Me contaron que Otake del séptimo rango y Wu [13] del sexto cierta vez fueron a un vidente para pedirle consejo sobre cómo ganar. El método apropiado, dijo el hombre, era perder toda conciencia de sí mientras uno esperaba la jugada del adversario. Algunos años después de su juego de despedida, y poco antes de su muerte, Onoda del sexto rango, uno de los jueces en ese encuentro final, conservaba un registro perfecto del gran torneo, y dio evidencias de considerables recursos desaprovechados. Su modo de jugar era igualmente notable. Mientras aguardaba la jugada, se sentaba muy tranquilo con los ojos cerrados. Explicó que se liberaba del deseo de ganar. Poco después del torneo fue internado en el hospital, y murió sin saber que tenía cáncer de estómago. Kubomatsu del sexto rango, que había sido uno de los maestros de la niñez de Otake, también había tenido una inusual seguidilla de victorias en el último torneo antes de morir.
Sentados ante el tablero, el Maestro y Otake ofrecían un completo contraste, tranquilidad contra movimiento constante, calma contra tensión nerviosa. Una vez que se había zambullido en una sesión, el Maestro no abandonaba el tablero. Un jugador puede a menudo leer mucho de los modales del adversario y de su expresión; pero decían que entre los profesionales sólo el Maestro no interpretaba nada. Sin embargo, a pesar de toda la tensión externa, el juego de Otake no era para nada tenso, sino poderoso y concentrado. Dado a prolongadas reflexiones, generalmente se excedía en tiempo. Al aproximarse el límite, pedía al controlador que contara los segundos, y en el minuto final hacía entre cien y ciento cincuenta jugadas, con tal violencia creciente que alteraba los nervios de su oponente.
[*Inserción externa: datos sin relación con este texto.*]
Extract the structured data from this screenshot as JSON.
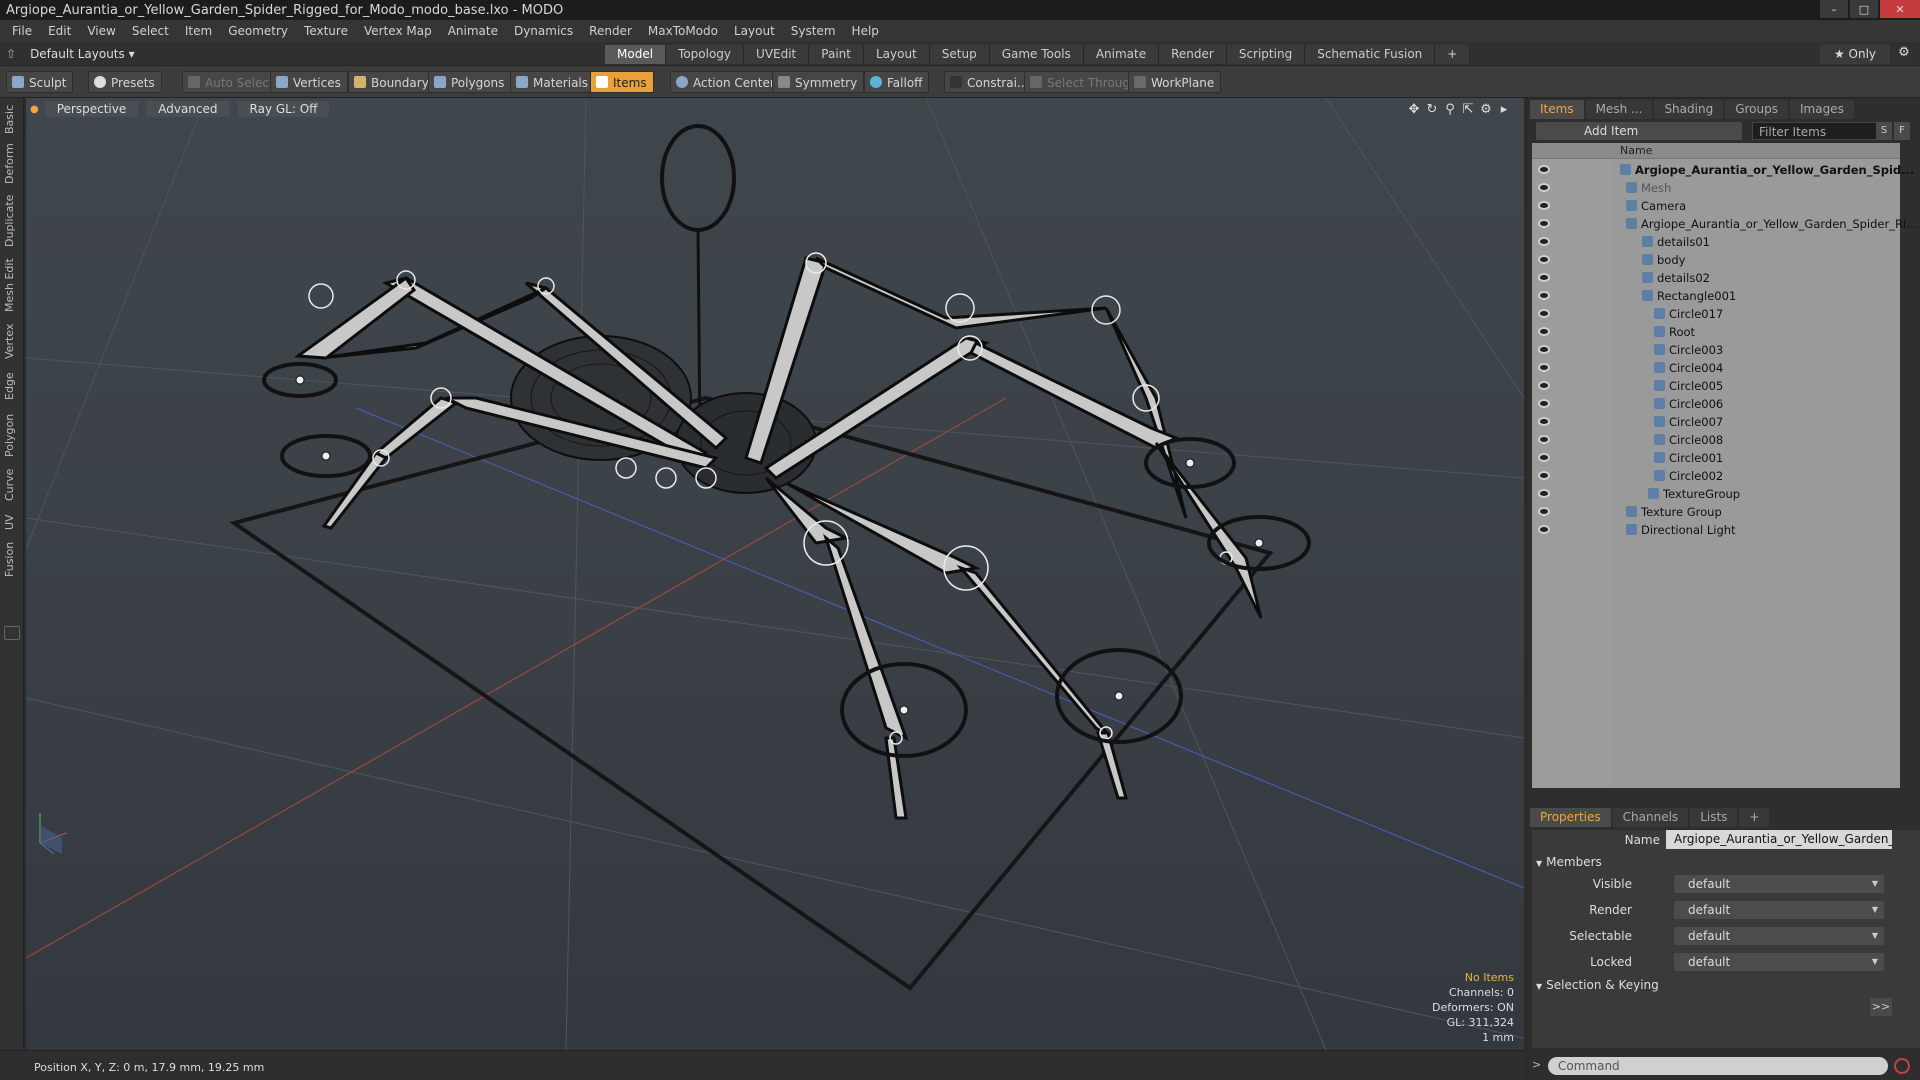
{
  "window": {
    "title": "Argiope_Aurantia_or_Yellow_Garden_Spider_Rigged_for_Modo_modo_base.lxo - MODO",
    "btn_min": "–",
    "btn_max": "□",
    "btn_close": "✕"
  },
  "menu": [
    "File",
    "Edit",
    "View",
    "Select",
    "Item",
    "Geometry",
    "Texture",
    "Vertex Map",
    "Animate",
    "Dynamics",
    "Render",
    "MaxToModo",
    "Layout",
    "System",
    "Help"
  ],
  "layouts_label": "Default Layouts ▾",
  "mode_tabs": [
    {
      "label": "Model",
      "active": true
    },
    {
      "label": "Topology"
    },
    {
      "label": "UVEdit"
    },
    {
      "label": "Paint"
    },
    {
      "label": "Layout"
    },
    {
      "label": "Setup"
    },
    {
      "label": "Game Tools"
    },
    {
      "label": "Animate"
    },
    {
      "label": "Render"
    },
    {
      "label": "Scripting"
    },
    {
      "label": "Schematic Fusion"
    },
    {
      "label": "+"
    }
  ],
  "only_label": "★ Only",
  "toolbar": {
    "sculpt": "Sculpt",
    "presets": "Presets",
    "auto_select": "Auto Select",
    "vertices": "Vertices",
    "boundary": "Boundary",
    "polygons": "Polygons",
    "materials": "Materials",
    "items": "Items",
    "action_center": "Action Center",
    "symmetry": "Symmetry",
    "falloff": "Falloff",
    "constraints": "Constrai...",
    "select_through": "Select Through",
    "workplane": "WorkPlane"
  },
  "left_tabs": [
    "Basic",
    "Deform",
    "Duplicate",
    "Mesh Edit",
    "Vertex",
    "Edge",
    "Polygon",
    "Curve",
    "UV",
    "Fusion"
  ],
  "viewport": {
    "perspective": "Perspective",
    "advanced": "Advanced",
    "raygl": "Ray GL: Off",
    "info": {
      "no_items": "No Items",
      "channels": "Channels: 0",
      "deformers": "Deformers: ON",
      "gl": "GL: 311,324",
      "unit": "1 mm"
    }
  },
  "status": "Position X, Y, Z:  0 m, 17.9 mm, 19.25 mm",
  "items_panel": {
    "tabs": [
      "Items",
      "Mesh ...",
      "Shading",
      "Groups",
      "Images"
    ],
    "add_item": "Add Item",
    "filter": "Filter Items",
    "s": "S",
    "f": "F",
    "col_name": "Name",
    "rows": [
      {
        "label": "Argiope_Aurantia_or_Yellow_Garden_Spid...",
        "root": true
      },
      {
        "label": "Mesh",
        "dim": true
      },
      {
        "label": "Camera"
      },
      {
        "label": "Argiope_Aurantia_or_Yellow_Garden_Spider_Ri..."
      },
      {
        "label": "details01"
      },
      {
        "label": "body"
      },
      {
        "label": "details02"
      },
      {
        "label": "Rectangle001"
      },
      {
        "label": "Circle017"
      },
      {
        "label": "Root"
      },
      {
        "label": "Circle003"
      },
      {
        "label": "Circle004"
      },
      {
        "label": "Circle005"
      },
      {
        "label": "Circle006"
      },
      {
        "label": "Circle007"
      },
      {
        "label": "Circle008"
      },
      {
        "label": "Circle001"
      },
      {
        "label": "Circle002"
      },
      {
        "label": "TextureGroup"
      },
      {
        "label": "Texture Group"
      },
      {
        "label": "Directional Light"
      }
    ]
  },
  "properties": {
    "tabs": [
      "Properties",
      "Channels",
      "Lists",
      "+"
    ],
    "name_label": "Name",
    "name_value": "Argiope_Aurantia_or_Yellow_Garden_Spider",
    "members": "Members",
    "visible": "Visible",
    "render": "Render",
    "selectable": "Selectable",
    "locked": "Locked",
    "default": "default",
    "selection_keying": "Selection & Keying",
    "more": ">>"
  },
  "command_placeholder": "Command",
  "colors": {
    "accent": "#f0a640",
    "items_active": "#e9a036"
  }
}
Otake se sentaba y se ponía otra vez de pie, como preparándose para una batalla. Era eso el equivalente a la agitada respiración en el Maestro. Sin embargo, la pesadez de su delicada y encorvada espalda era lo que más me impresionaba. Me sentía testigo indiscreto de su misterioso acceso de inspiración, fortaleza y calma, desconocido por el propio Maestro e inadvertido para los demás.
Pero finalmente me pareció que me había excedido. Quizás el Maestro había sentido apenas una punzada en el pecho. Su condición cardíaca empeoraba a medida que el encuentro avanzaba, y tal vez había sentido el primer espasmo en ese momento. Sin saber de su enfermedad, había reaccionado yo de ese modo, por respeto al Maestro. Yo debería haber sido más fríamente racional. Pero el propio Maestro no parecía consciente de su dolencia y de su dificultosa respiración. No había ninguna señal de dolor o de inquietud en su cara, ni se había llevado la mano al pecho.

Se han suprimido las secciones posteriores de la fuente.